Dal punto di vista politico-ecclesiastico ebbe importanza il fatto che egli non prese parte all'opposizione dell'episcopato franco-orientale unito al Papa contro Lodovico il Pio; al vecchio imperatore spodestato egli prestò cavalierescamente il rispetto e l'ubbidienza dovuti al sovrano.
Il maestro più famoso del monastero di Reichenau ( fondato nel 724 ) fu Valf rido Strabene ( + 849 ).
La sua Glossa ordinaria divenne il manuale esegetico del Medioevo niènte meno che per 5 secoli!
Anche nelle questioni di politica ecclesiastica egli ebbe un posto di notevole importanza: a differenza dei concili e dei vescovi contemporanei, più di tendenze episcopalistiche, egli stabiliva il rango e il potere dei ministeri spirituali ( analogamente alla graduazione degli impiegati secolari che procedono dall'Imperatore ) partendo dal Summus Pontifex.
Degli ultimi rappresentanti della vita culturale di questo periodo fa parte Regina di Prum ( + 915 ) con la sua cronaca che va dalla nascita di Cristo fino al 906.
c) La vita culturale nell'impero franco-occidentale fu parimenti sostenuta soltanto da chierici e monaci.
La scuola di corte diminuì di prestigio; al posto suo subentrarono le scuole monastiche ( le più importanti quelle di Tours e di Gorbia ).
Notevoli inizi di studi teologici personali ( che si rifanno in gran parte ad Agostino ) troviamo in Agobardo, arcivescovo di Lione ( + 840 ), uno spirito che in molte cose precorse i suoi tempi.
Come il suo contemporaneo Giona d'Orléans, egli è assillato dal problema, come entro l'unità della Chiesa, del « corpus christianum », possa venir realizzata la distinzione dei due poteri ( nel senso però di una subordinazione del potere temporale a quello religioso ).
Partendo da queste premesse, egli pervenne, in modo assai autorevole e precorritore alla critica del sistema della chiesa privata.

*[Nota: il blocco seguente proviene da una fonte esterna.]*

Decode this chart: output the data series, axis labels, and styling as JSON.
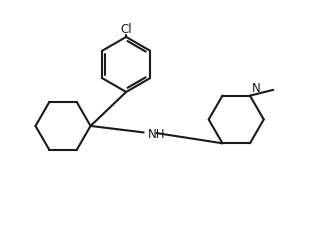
{
  "bg_color": "#ffffff",
  "line_color": "#1a1a1a",
  "line_width": 1.5,
  "text_color": "#1a1a1a",
  "font_size": 8.5,
  "figsize": [
    3.3,
    2.28
  ],
  "dpi": 100,
  "xlim": [
    0,
    10
  ],
  "ylim": [
    0,
    7
  ]
}
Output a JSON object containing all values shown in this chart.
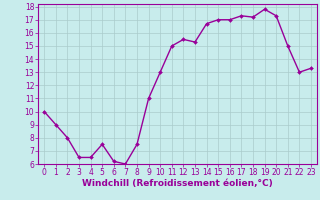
{
  "x": [
    0,
    1,
    2,
    3,
    4,
    5,
    6,
    7,
    8,
    9,
    10,
    11,
    12,
    13,
    14,
    15,
    16,
    17,
    18,
    19,
    20,
    21,
    22,
    23
  ],
  "y": [
    10.0,
    9.0,
    8.0,
    6.5,
    6.5,
    7.5,
    6.2,
    6.0,
    7.5,
    11.0,
    13.0,
    15.0,
    15.5,
    15.3,
    16.7,
    17.0,
    17.0,
    17.3,
    17.2,
    17.8,
    17.3,
    15.0,
    13.0,
    13.3
  ],
  "line_color": "#990099",
  "marker": "D",
  "markersize": 2,
  "linewidth": 1.0,
  "bg_color": "#c8ecec",
  "grid_color": "#aacccc",
  "xlabel": "Windchill (Refroidissement éolien,°C)",
  "ylabel": "",
  "ylim": [
    6,
    18
  ],
  "xlim": [
    -0.5,
    23.5
  ],
  "yticks": [
    6,
    7,
    8,
    9,
    10,
    11,
    12,
    13,
    14,
    15,
    16,
    17,
    18
  ],
  "xticks": [
    0,
    1,
    2,
    3,
    4,
    5,
    6,
    7,
    8,
    9,
    10,
    11,
    12,
    13,
    14,
    15,
    16,
    17,
    18,
    19,
    20,
    21,
    22,
    23
  ],
  "tick_color": "#990099",
  "label_color": "#990099",
  "xlabel_fontsize": 6.5,
  "tick_fontsize": 5.5
}
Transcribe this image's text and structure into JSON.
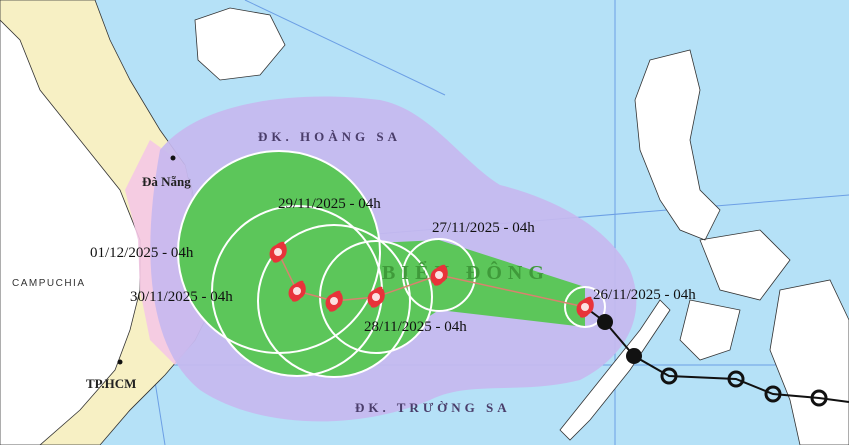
{
  "map": {
    "labels": {
      "paracel": "ĐK. HOÀNG SA",
      "spratly": "ĐK. TRƯỜNG SA",
      "sea": "BIỂN ĐÔNG",
      "danang": "Đà Nẵng",
      "cambodia": "CAMPUCHIA",
      "hcm": "TP.HCM"
    },
    "forecast_times": [
      "26/11/2025 - 04h",
      "27/11/2025 - 04h",
      "28/11/2025 - 04h",
      "29/11/2025 - 04h",
      "30/11/2025 - 04h",
      "01/12/2025 - 04h"
    ],
    "colors": {
      "ocean": "#b5e1f7",
      "land": "#ffffff",
      "vietnam": "#f7f0c4",
      "coast_warning": "#f4c8e6",
      "uncertainty_cone": "#c7b9ef",
      "strong_wind_zone": "#5cc65a",
      "storm_icon": "#e8333a",
      "past_track": "#111111"
    },
    "icons": {
      "forecast_position": "typhoon-symbol-icon",
      "past_strong": "filled-circle-icon",
      "past_weak": "hollow-circle-icon"
    }
  }
}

Egli riconobbe chiaramente la contraddizione fra una pretesa donazione, quando lo stato di possesso rimaneva immutato, e sferza i diritti che ne erano stati dedotti come usurpazione sacrilega del diritto della gerarchia.
Compito del laico doveva essere di proteggere la Chiesa, ma non di amministrarla o addirittura di possederla.
Di conseguenza Agobardo condanna anche il possesso della chiesa privata da parte dei vescovi e degli abati.
Nella sua critica egli punta soprattutto su quell'abuso che, due secoli più tardi, sarà combattuto come investitura dei laici.
Caratterizza la poca chiarezza della situazione il fatto che, contemporaneamente, un sinodo romano ( 826 ) abbia invece pienamente approvato il sistema della chiesa privata.
Agobardo fu un uomo di illuminata spiritualità.
Egli esigeva una fede secondo ragione e si scagliò contro la superstizione popolare e la magia, naturalmente anche contro i Giudei ( v. § 72,II,3 ).
Claudio, vescovo di Torino ( + 827 ), combattè ugualmente contro la superstizione nella Chiesa, e contro un esagerato culto dei Santi, delle reliquie e delle immagini.
In lui possiamo addirittura parlare di spiritualismo poiché rifiutò formalmente il culto delle immagini; tolse persino le croci dalla chiesa.
Per quanto ne sappiamo noi, egli fu il primo nel Medioevo a formulare quel principio, più tardi tante volte affermato contro la curia romana: solo chi vive apostolicamente può essere apostolicus ( = Papa ).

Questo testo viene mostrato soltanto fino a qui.